The only <SNIP> items are paths to vhost directories and logfile names that mention hostnames I've opted to keep secret. "brazil" is the server's local hostname - it doesn't have a FQDN configured. Hope this is OK.

----------

## cach0rr0

sorry to waste your time, that strace proved fruitless =/

I'm wondering something - something you said turned on a light bulb in my brain; might it be possible to define an FQDN in /etc/hosts and regen the cert with a Common Name matching the FQDN? 

Doesn't have to be a resolvable fqdn, but one that allows the cert common name to match the hostname.

----------

## Havin_it

Well... If it's only for test purposes fair enough, but if this proves to be the basis of a solution it might prove a new problem, because I have a number of vhosts identified both by subdomains of my dyndns.org hostname and by one-part local hostnames. I made the certificate with a commonName that matches the FQDN, so none of the subdomains match it. I haven't a clue about how to provide multiple certificates as I've only ever used the apache script for that purpose, but this has never been a problem because the Internet-facing vhosts are only for my use (so certificate errors in the browser are not a concern).

Anyway I'll give it a whirl and see what happens.

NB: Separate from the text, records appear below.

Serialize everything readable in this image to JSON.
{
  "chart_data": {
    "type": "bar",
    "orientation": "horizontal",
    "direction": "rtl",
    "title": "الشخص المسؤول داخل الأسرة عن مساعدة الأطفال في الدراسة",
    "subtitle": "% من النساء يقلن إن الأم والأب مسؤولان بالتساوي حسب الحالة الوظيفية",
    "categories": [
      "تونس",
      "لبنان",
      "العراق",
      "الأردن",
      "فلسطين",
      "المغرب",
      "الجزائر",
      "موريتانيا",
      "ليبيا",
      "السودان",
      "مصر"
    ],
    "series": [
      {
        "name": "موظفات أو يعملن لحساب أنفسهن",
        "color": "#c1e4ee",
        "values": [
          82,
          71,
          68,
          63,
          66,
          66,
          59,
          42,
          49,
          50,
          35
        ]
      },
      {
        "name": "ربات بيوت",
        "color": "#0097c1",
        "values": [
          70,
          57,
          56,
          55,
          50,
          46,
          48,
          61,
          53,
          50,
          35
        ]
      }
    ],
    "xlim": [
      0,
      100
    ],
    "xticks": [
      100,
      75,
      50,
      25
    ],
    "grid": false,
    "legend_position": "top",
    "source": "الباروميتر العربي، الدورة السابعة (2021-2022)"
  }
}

Is there a CLI tool for reading a certificate's details?

----------

## haven

I had the same issue after upgrading from www-servers/apache-2.2.11-r2 to www-servers/apache-2.2.12. 

I downgraded to ww-servers/apache-2.2.11-r3 and that fixed the issue. Not had time to look further but I was also getting the error:

 *Quote:*   

> [error] Server should be SSL-aware but has no certificate configured [Hint: SSLCertificateFile]

 

If it helps anyone looking into this, all my SSL declerations are in my vhosts.d directory and are called after all the module configs.

Regards

----------

## Havin_it

I got it sorted!

First I took chach0rr0's suggestion and made sure that my certificate matched one of the FQDNs defined in the hosts file.  I also took the steps of commenting-out the other vhost I have, and the ServerAlias lines in the main vhost, in 00_default_ssl_vhost.conf to eliminate confusion.  This worked.

I then re-enabled the various ServerAlias lines in the main vhost definition. It still worked.

I then uncommented the second vhost definition. It stopped working.

What occurred to me was that the second vhost definition was copied from 00_default_vhost.conf and as such didn't contain any of the SSL-specific directives. This never posed a problem before, though on reflection I can't say whether I've ever accessed that other vhost from the WAN using SSL :/

So, I simply copied all the SSL directives from the main vhost to the other. Again, it works!

Well, make of that what you will. Seems obvious in hindsight, but I'm very grateful to you for steering me in the right direction to prod at the right things to solve it. Ta! =)

----------